This project was strategically aligned to company goals for cost reduction, cash generation and debt repayment, necessitating a solution for faster, cost-effective cash deployment while maintaining global cash visibility.
The company embarked upon a global transformation journey in three phases:
Phase 1: upgraded the ERP system to SAP S/4HANA from ECC, providing enhanced financial capabilities, real-time analytics, and improved integration critical for a sophisticated treasury operation. Completed in May 2023, this upgrade established a strong technological foundation for treasury modernisation.
Phase 2: completed the largest acquisition in company history and integrated it into the SAP S/4HANA environment by February 2024. This consolidation improved efficiency, but Celanese realised the need to reimagine its treasury structure to fully realise cost savings, improve cash visibility, and optimise global cash management.
Phase 3: launched the bank redesign/restructure initiative with various banking partners. This project phase, from evaluation, selection and design to final implementation, was completed in November 2024.
“The objective was to enhance and optimise our cash management operations. Consolidating our cash management to a smaller number of banking providers for each region and improving availability and usability of cash globally to enhance self-funding and reduce costs. The collaborative work with our banking partners and company internal functions was critical for a successful project,” says Hugo Rivera, Director Treasury.
Banking partner, J.P. Morgan, added value creation by implementing a global liquidity structure. Cash in USD flows from APAC to EMEA into the United States, transitioning from regionally cash management to a globally integrated approach.
Celanese implemented a ‘follow the sun’ strategy, allowing each entity complete access to funds when needed. Cash moves from Asia to Europe to the United States daily, providing same-day liquidity during respective banking hours.
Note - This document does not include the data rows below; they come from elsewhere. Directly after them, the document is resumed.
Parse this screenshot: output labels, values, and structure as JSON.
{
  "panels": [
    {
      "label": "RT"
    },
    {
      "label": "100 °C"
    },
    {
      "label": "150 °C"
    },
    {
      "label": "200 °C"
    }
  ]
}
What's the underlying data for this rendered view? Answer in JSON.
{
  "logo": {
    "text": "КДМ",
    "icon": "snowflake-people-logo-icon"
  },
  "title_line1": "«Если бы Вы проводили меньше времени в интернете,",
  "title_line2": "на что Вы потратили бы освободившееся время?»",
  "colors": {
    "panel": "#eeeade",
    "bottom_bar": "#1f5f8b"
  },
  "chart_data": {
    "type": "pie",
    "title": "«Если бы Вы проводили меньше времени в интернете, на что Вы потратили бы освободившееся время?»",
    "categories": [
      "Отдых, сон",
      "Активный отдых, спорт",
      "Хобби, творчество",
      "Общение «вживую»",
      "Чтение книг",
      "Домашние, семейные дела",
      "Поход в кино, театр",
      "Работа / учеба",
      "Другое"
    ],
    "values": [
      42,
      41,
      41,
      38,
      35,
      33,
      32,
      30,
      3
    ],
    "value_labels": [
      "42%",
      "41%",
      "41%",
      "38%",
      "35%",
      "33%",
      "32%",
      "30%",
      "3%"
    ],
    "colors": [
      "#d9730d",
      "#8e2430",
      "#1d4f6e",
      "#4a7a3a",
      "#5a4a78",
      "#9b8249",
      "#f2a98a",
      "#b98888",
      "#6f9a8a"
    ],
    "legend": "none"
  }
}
This system respects complex local regulatory requirements in over 30 countries while maximising the movement of free market currencies to centralised accounts.
Additionally, Celanese partnered with HSBC to support APAC countries local currencies. “By having specific roles with our banking partners, we simplified our structure resulting in fewer bank accounts and cost reduction,” explains Rivera.
HSBC provides a high level of expertise for those countries, supports local regulatory needs, growth and helps reduce cash balances in local currencies and supports payments and collections only for the specific region and currencies in those regions.